General User Survey/Implementation Issues

From Meta, a Wikimedia project coordination wiki

This page aims to discuss technical issues that are involved in implementing the General User Survey Questionaire, and the storage and processing of its results.

Multilingual issues[edit]

A Mediawiki wide survey would require as many language editions as possible. 200+ versions is impracticable, but I expect at least the 10 to 25 largest projects would help out with translations.

This requires

  • Good translation coordination (recruiting volunteers, deciding on a final questionaire before the translation starts in earnest)
  • A most simple way to add and update translations (probably by grouping all texts in a separate module, which can be distributed for translation, much like Mediawiki language modules)
  • A questionaire layout that does not pose restrictions on text size, as this will vary per language
  • Timely testing of each language module
  • Ideally a way to present some choices differently per language (e.g. list of country names to select from, sorted alphabetically in the language of choice)
  • Encoding of all results in a language independant manner (e.g. the script does not store 'Easy' or 'Unsatisfactory' but numbers that signify answers to the w:Likert scale type questions. For answers on questions like 'In which country do you live: we could prefix a fixed set of valid answers with numbers. Thus a drop down box could list
314 - Afghanistan
215 - Albania
453 - Algeria
etc

In order to ease validation of results the complete entry is stored (e.g. '453 - Albania'), but processing of the results can be based on the number prefix only. In different languages the list of countries can be sorted in a different order but the same number prefixes are used. The numbers are random(?) three digit numbers on purpose: a next edition of the survey can then use the name numbers even when the list of countries will have altered.

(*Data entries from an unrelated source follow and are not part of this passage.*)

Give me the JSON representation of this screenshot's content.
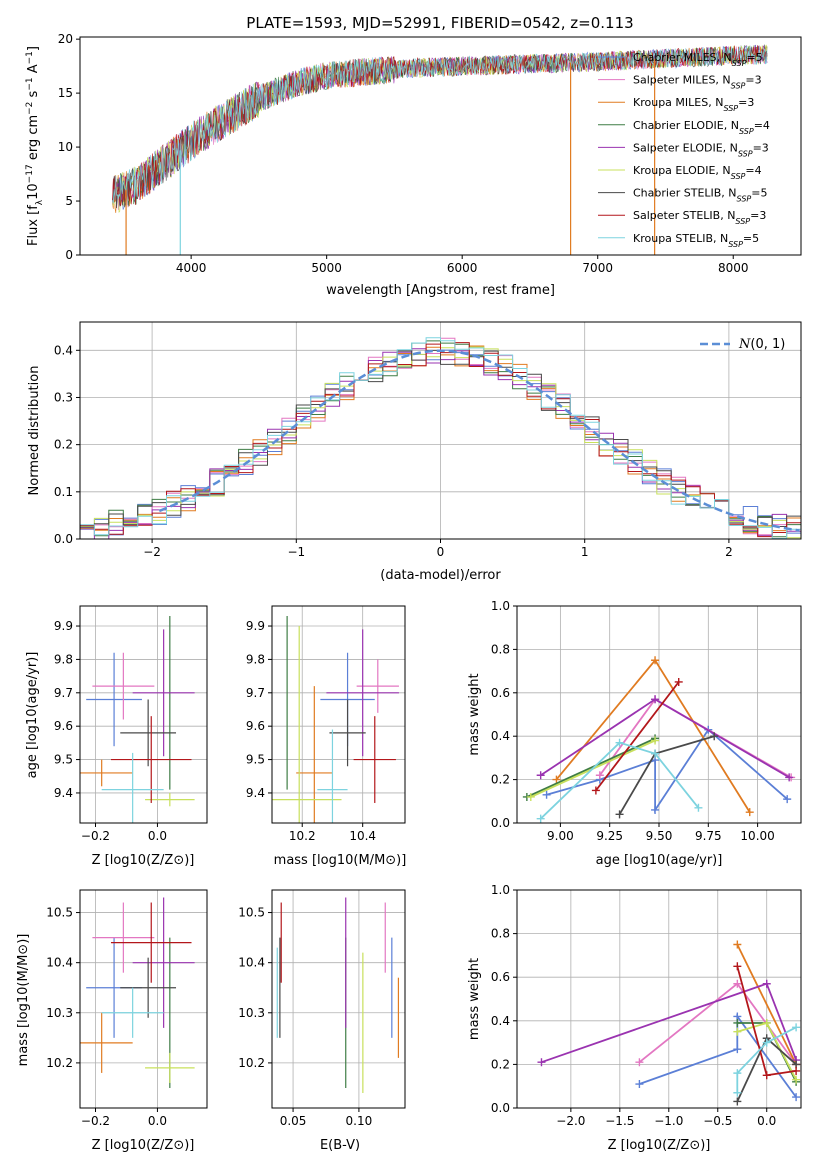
{
  "page_title": "PLATE=1593, MJD=52991, FIBERID=0542, z=0.113",
  "colors": {
    "Chabrier MILES": "#5b7fd6",
    "Salpeter MILES": "#e377c2",
    "Kroupa MILES": "#e07b21",
    "Chabrier ELODIE": "#3f7d45",
    "Salpeter ELODIE": "#9a33b0",
    "Kroupa ELODIE": "#c8e05c",
    "Chabrier STELIB": "#4a4a4a",
    "Salpeter STELIB": "#b3171b",
    "Kroupa STELIB": "#7dd3df",
    "normal_curve": "#5b8ed6"
  },
  "chart_data": [
    {
      "type": "line",
      "title": "PLATE=1593, MJD=52991, FIBERID=0542, z=0.113",
      "xlabel": "wavelength [Angstrom, rest frame]",
      "ylabel": "Flux [fλ10⁻¹⁷ erg cm⁻² s⁻¹ A⁻¹]",
      "xlim": [
        3180,
        8500
      ],
      "ylim": [
        0,
        20.2
      ],
      "xticks": [
        4000,
        5000,
        6000,
        7000,
        8000
      ],
      "yticks": [
        0,
        5,
        10,
        15,
        20
      ],
      "grid": false,
      "legend": "upper right",
      "series": [
        {
          "name": "Chabrier MILES, N_SSP=5"
        },
        {
          "name": "Salpeter MILES, N_SSP=3"
        },
        {
          "name": "Kroupa MILES, N_SSP=3"
        },
        {
          "name": "Chabrier ELODIE, N_SSP=4"
        },
        {
          "name": "Salpeter ELODIE, N_SSP=3"
        },
        {
          "name": "Kroupa ELODIE, N_SSP=4"
        },
        {
          "name": "Chabrier STELIB, N_SSP=5"
        },
        {
          "name": "Salpeter STELIB, N_SSP=3"
        },
        {
          "name": "Kroupa STELIB, N_SSP=5"
        }
      ],
      "continuum": {
        "x": [
          3420,
          3600,
          3800,
          4000,
          4200,
          4500,
          4800,
          5000,
          5300,
          5600,
          6000,
          6500,
          7000,
          7500,
          8000,
          8250
        ],
        "y": [
          5.5,
          6.5,
          8.5,
          10.5,
          12.2,
          14.5,
          16.0,
          16.6,
          17.0,
          17.3,
          17.5,
          17.7,
          17.9,
          18.2,
          18.5,
          18.6
        ]
      },
      "dropouts": [
        {
          "label": "Kroupa MILES",
          "x": 3520
        },
        {
          "label": "Kroupa STELIB",
          "x": 3920
        },
        {
          "label": "Kroupa MILES",
          "x": 6800
        },
        {
          "label": "Kroupa MILES",
          "x": 7420
        }
      ]
    },
    {
      "type": "line",
      "xlabel": "(data-model)/error",
      "ylabel": "Normed distribution",
      "xlim": [
        -2.5,
        2.5
      ],
      "ylim": [
        0,
        0.46
      ],
      "xticks": [
        -2,
        -1,
        0,
        1,
        2
      ],
      "yticks": [
        0.0,
        0.1,
        0.2,
        0.3,
        0.4
      ],
      "grid": true,
      "legend": "upper right",
      "legend_label": "N(0, 1)",
      "bin_width": 0.1,
      "noise_amplitude": 0.06
    },
    {
      "type": "scatter",
      "xlabel": "Z [log10(Z/Z⊙)]",
      "ylabel": "age [log10(age/yr)]",
      "xlim": [
        -0.25,
        0.16
      ],
      "ylim": [
        9.31,
        9.96
      ],
      "xticks": [
        -0.2,
        0.0
      ],
      "yticks": [
        9.4,
        9.5,
        9.6,
        9.7,
        9.8,
        9.9
      ],
      "grid": true,
      "points": [
        {
          "series": "Chabrier MILES",
          "x": -0.14,
          "xerr": 0.09,
          "y": 9.68,
          "yerr": 0.14
        },
        {
          "series": "Salpeter MILES",
          "x": -0.11,
          "xerr": 0.1,
          "y": 9.72,
          "yerr": 0.1
        },
        {
          "series": "Kroupa MILES",
          "x": -0.18,
          "xerr": 0.1,
          "y": 9.46,
          "yerr": 0.04
        },
        {
          "series": "Chabrier ELODIE",
          "x": 0.04,
          "xerr": 0.0,
          "y": 9.67,
          "yerr": 0.26
        },
        {
          "series": "Salpeter ELODIE",
          "x": 0.02,
          "xerr": 0.1,
          "y": 9.7,
          "yerr": 0.19
        },
        {
          "series": "Kroupa ELODIE",
          "x": 0.04,
          "xerr": 0.08,
          "y": 9.38,
          "yerr": 0.02
        },
        {
          "series": "Chabrier STELIB",
          "x": -0.03,
          "xerr": 0.09,
          "y": 9.58,
          "yerr": 0.1
        },
        {
          "series": "Salpeter STELIB",
          "x": -0.02,
          "xerr": 0.13,
          "y": 9.5,
          "yerr": 0.13
        },
        {
          "series": "Kroupa STELIB",
          "x": -0.08,
          "xerr": 0.1,
          "y": 9.41,
          "yerr": 0.11
        }
      ]
    },
    {
      "type": "scatter",
      "xlabel": "mass [log10(M/M⊙)]",
      "xlim": [
        10.1,
        10.54
      ],
      "ylim": [
        9.31,
        9.96
      ],
      "xticks": [
        10.2,
        10.4
      ],
      "yticks": [
        9.4,
        9.5,
        9.6,
        9.7,
        9.8,
        9.9
      ],
      "grid": true,
      "points": [
        {
          "series": "Chabrier MILES",
          "x": 10.35,
          "xerr": 0.09,
          "y": 9.68,
          "yerr": 0.14
        },
        {
          "series": "Salpeter MILES",
          "x": 10.45,
          "xerr": 0.07,
          "y": 9.72,
          "yerr": 0.08
        },
        {
          "series": "Kroupa MILES",
          "x": 10.24,
          "xerr": 0.06,
          "y": 9.46,
          "yerr": 0.26
        },
        {
          "series": "Chabrier ELODIE",
          "x": 10.15,
          "xerr": 0.0,
          "y": 9.67,
          "yerr": 0.26
        },
        {
          "series": "Salpeter ELODIE",
          "x": 10.4,
          "xerr": 0.12,
          "y": 9.7,
          "yerr": 0.19
        },
        {
          "series": "Kroupa ELODIE",
          "x": 10.19,
          "xerr": 0.14,
          "y": 9.38,
          "yerr": 0.52
        },
        {
          "series": "Chabrier STELIB",
          "x": 10.35,
          "xerr": 0.06,
          "y": 9.58,
          "yerr": 0.1
        },
        {
          "series": "Salpeter STELIB",
          "x": 10.44,
          "xerr": 0.07,
          "y": 9.5,
          "yerr": 0.13
        },
        {
          "series": "Kroupa STELIB",
          "x": 10.3,
          "xerr": 0.05,
          "y": 9.41,
          "yerr": 0.18
        }
      ]
    },
    {
      "type": "line",
      "xlabel": "age [log10(age/yr)]",
      "ylabel": "mass weight",
      "xlim": [
        8.78,
        10.22
      ],
      "ylim": [
        0,
        1.0
      ],
      "xticks": [
        9.0,
        9.25,
        9.5,
        9.75,
        10.0
      ],
      "yticks": [
        0.0,
        0.2,
        0.4,
        0.6,
        0.8,
        1.0
      ],
      "grid": true,
      "series": [
        {
          "name": "Chabrier MILES",
          "x": [
            8.93,
            9.2,
            9.48,
            9.48,
            9.75,
            10.15
          ],
          "y": [
            0.13,
            0.2,
            0.29,
            0.06,
            0.43,
            0.11
          ]
        },
        {
          "name": "Salpeter MILES",
          "x": [
            9.2,
            9.48,
            10.17
          ],
          "y": [
            0.22,
            0.57,
            0.21
          ]
        },
        {
          "name": "Kroupa MILES",
          "x": [
            8.98,
            9.48,
            9.96
          ],
          "y": [
            0.2,
            0.75,
            0.05
          ]
        },
        {
          "name": "Chabrier ELODIE",
          "x": [
            8.83,
            9.48
          ],
          "y": [
            0.12,
            0.39
          ]
        },
        {
          "name": "Salpeter ELODIE",
          "x": [
            8.9,
            9.48,
            10.16
          ],
          "y": [
            0.22,
            0.57,
            0.21
          ]
        },
        {
          "name": "Kroupa ELODIE",
          "x": [
            8.85,
            9.48
          ],
          "y": [
            0.12,
            0.38
          ]
        },
        {
          "name": "Chabrier STELIB",
          "x": [
            9.3,
            9.48,
            9.78
          ],
          "y": [
            0.04,
            0.32,
            0.4
          ]
        },
        {
          "name": "Salpeter STELIB",
          "x": [
            9.18,
            9.6
          ],
          "y": [
            0.15,
            0.65
          ]
        },
        {
          "name": "Kroupa STELIB",
          "x": [
            8.9,
            9.3,
            9.48,
            9.7
          ],
          "y": [
            0.02,
            0.37,
            0.32,
            0.07
          ]
        }
      ]
    },
    {
      "type": "scatter",
      "xlabel": "Z [log10(Z/Z⊙)]",
      "ylabel": "mass [log10(M/M⊙)]",
      "xlim": [
        -0.25,
        0.16
      ],
      "ylim": [
        10.11,
        10.545
      ],
      "xticks": [
        -0.2,
        0.0
      ],
      "yticks": [
        10.2,
        10.3,
        10.4,
        10.5
      ],
      "grid": true,
      "points": [
        {
          "series": "Chabrier MILES",
          "x": -0.14,
          "xerr": 0.09,
          "y": 10.35,
          "yerr": 0.1
        },
        {
          "series": "Salpeter MILES",
          "x": -0.11,
          "xerr": 0.1,
          "y": 10.45,
          "yerr": 0.07
        },
        {
          "series": "Kroupa MILES",
          "x": -0.18,
          "xerr": 0.1,
          "y": 10.24,
          "yerr": 0.06
        },
        {
          "series": "Chabrier ELODIE",
          "x": 0.04,
          "xerr": 0.0,
          "y": 10.3,
          "yerr": 0.15
        },
        {
          "series": "Salpeter ELODIE",
          "x": 0.02,
          "xerr": 0.1,
          "y": 10.4,
          "yerr": 0.13
        },
        {
          "series": "Kroupa ELODIE",
          "x": 0.04,
          "xerr": 0.08,
          "y": 10.19,
          "yerr": 0.03
        },
        {
          "series": "Chabrier STELIB",
          "x": -0.03,
          "xerr": 0.09,
          "y": 10.35,
          "yerr": 0.06
        },
        {
          "series": "Salpeter STELIB",
          "x": -0.02,
          "xerr": 0.13,
          "y": 10.44,
          "yerr": 0.08
        },
        {
          "series": "Kroupa STELIB",
          "x": -0.08,
          "xerr": 0.1,
          "y": 10.3,
          "yerr": 0.05
        }
      ]
    },
    {
      "type": "scatter",
      "xlabel": "E(B-V)",
      "xlim": [
        0.034,
        0.135
      ],
      "ylim": [
        10.11,
        10.545
      ],
      "xticks": [
        0.05,
        0.1
      ],
      "yticks": [
        10.2,
        10.3,
        10.4,
        10.5
      ],
      "grid": true,
      "points": [
        {
          "series": "Chabrier MILES",
          "x": 0.125,
          "y": 10.35,
          "yerr": 0.1
        },
        {
          "series": "Salpeter MILES",
          "x": 0.12,
          "y": 10.45,
          "yerr": 0.07
        },
        {
          "series": "Kroupa MILES",
          "x": 0.13,
          "y": 10.29,
          "yerr": 0.08
        },
        {
          "series": "Chabrier ELODIE",
          "x": 0.09,
          "y": 10.3,
          "yerr": 0.15
        },
        {
          "series": "Salpeter ELODIE",
          "x": 0.09,
          "y": 10.4,
          "yerr": 0.13
        },
        {
          "series": "Kroupa ELODIE",
          "x": 0.103,
          "y": 10.28,
          "yerr": 0.14
        },
        {
          "series": "Chabrier STELIB",
          "x": 0.04,
          "y": 10.35,
          "yerr": 0.1
        },
        {
          "series": "Salpeter STELIB",
          "x": 0.041,
          "y": 10.44,
          "yerr": 0.08
        },
        {
          "series": "Kroupa STELIB",
          "x": 0.038,
          "y": 10.34,
          "yerr": 0.09
        }
      ]
    },
    {
      "type": "line",
      "xlabel": "Z [log10(Z/Z⊙)]",
      "ylabel": "mass weight",
      "xlim": [
        -2.55,
        0.35
      ],
      "ylim": [
        0,
        1.0
      ],
      "xticks": [
        -2.0,
        -1.5,
        -1.0,
        -0.5,
        0.0
      ],
      "yticks": [
        0.0,
        0.2,
        0.4,
        0.6,
        0.8,
        1.0
      ],
      "grid": true,
      "series": [
        {
          "name": "Chabrier MILES",
          "x": [
            -1.3,
            -0.3,
            -0.3,
            0.3
          ],
          "y": [
            0.11,
            0.27,
            0.42,
            0.05
          ]
        },
        {
          "name": "Salpeter MILES",
          "x": [
            -1.3,
            -0.3,
            0.3
          ],
          "y": [
            0.21,
            0.57,
            0.2
          ]
        },
        {
          "name": "Kroupa MILES",
          "x": [
            -0.3,
            0.3
          ],
          "y": [
            0.75,
            0.2
          ]
        },
        {
          "name": "Chabrier ELODIE",
          "x": [
            -0.3,
            0.0,
            0.3
          ],
          "y": [
            0.39,
            0.39,
            0.12
          ]
        },
        {
          "name": "Salpeter ELODIE",
          "x": [
            -2.3,
            0.0,
            0.3
          ],
          "y": [
            0.21,
            0.57,
            0.22
          ]
        },
        {
          "name": "Kroupa ELODIE",
          "x": [
            -0.3,
            0.0,
            0.3
          ],
          "y": [
            0.35,
            0.39,
            0.13
          ]
        },
        {
          "name": "Chabrier STELIB",
          "x": [
            -0.3,
            0.0,
            0.3
          ],
          "y": [
            0.03,
            0.32,
            0.2
          ]
        },
        {
          "name": "Salpeter STELIB",
          "x": [
            -0.3,
            0.0,
            0.3
          ],
          "y": [
            0.65,
            0.15,
            0.17
          ]
        },
        {
          "name": "Kroupa STELIB",
          "x": [
            -0.3,
            -0.3,
            0.0,
            0.3
          ],
          "y": [
            0.07,
            0.16,
            0.3,
            0.37
          ]
        }
      ]
    }
  ]
}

Programming language[edit]

The first General User Survey might serve as prototype for other surveys, which later possibly could be integrated in the Mediawiki code base. Thus it seems wise to code in the Mediawiki language of choice: php.

Validation of input[edit]

Some answers can be left unanswered. Some not (?). Wherever validation is required, the script should mark erroneous or missing input in red, and return to the user, with all user input preserved, so that the user does not have to repeat the same valid input (it still happens on some sites). Clear language dependant error messages will have to be presented that explain what the user is expected to do, preferably immediately above or below the question that the remark is referring to. Multiple validation errors can be presented at the same time, all marked clearly in red.

Encoding of answers[edit]

See also above at 'Multilingual issues'. As much as possible all answers are encoded in a numeric format. Questions are also encoded numerically. Thus a next survey can add, remove or rephrase questions and still refer to them by a same number.

User comments[edit]

Here are two ways to let the user add comments:

  • The form contains a button per question that shows a (popup?) form where users can explain their answer or comment otherwise. The comments are then anonimously stored in a separate comments table, prefixed by question number. Others can browse this table per question.
  • Much simpler to implement, in line with wiki approach, but less anonymous: each question in the form is accompanied by a static url to a question specific meta page where that question can be discussed.

Storage of results[edit]

Results are stored in a dedicated MySQL table, with one row per user (or user/question pair). A new submission by the same user overwrites the first, or is not allowed (?).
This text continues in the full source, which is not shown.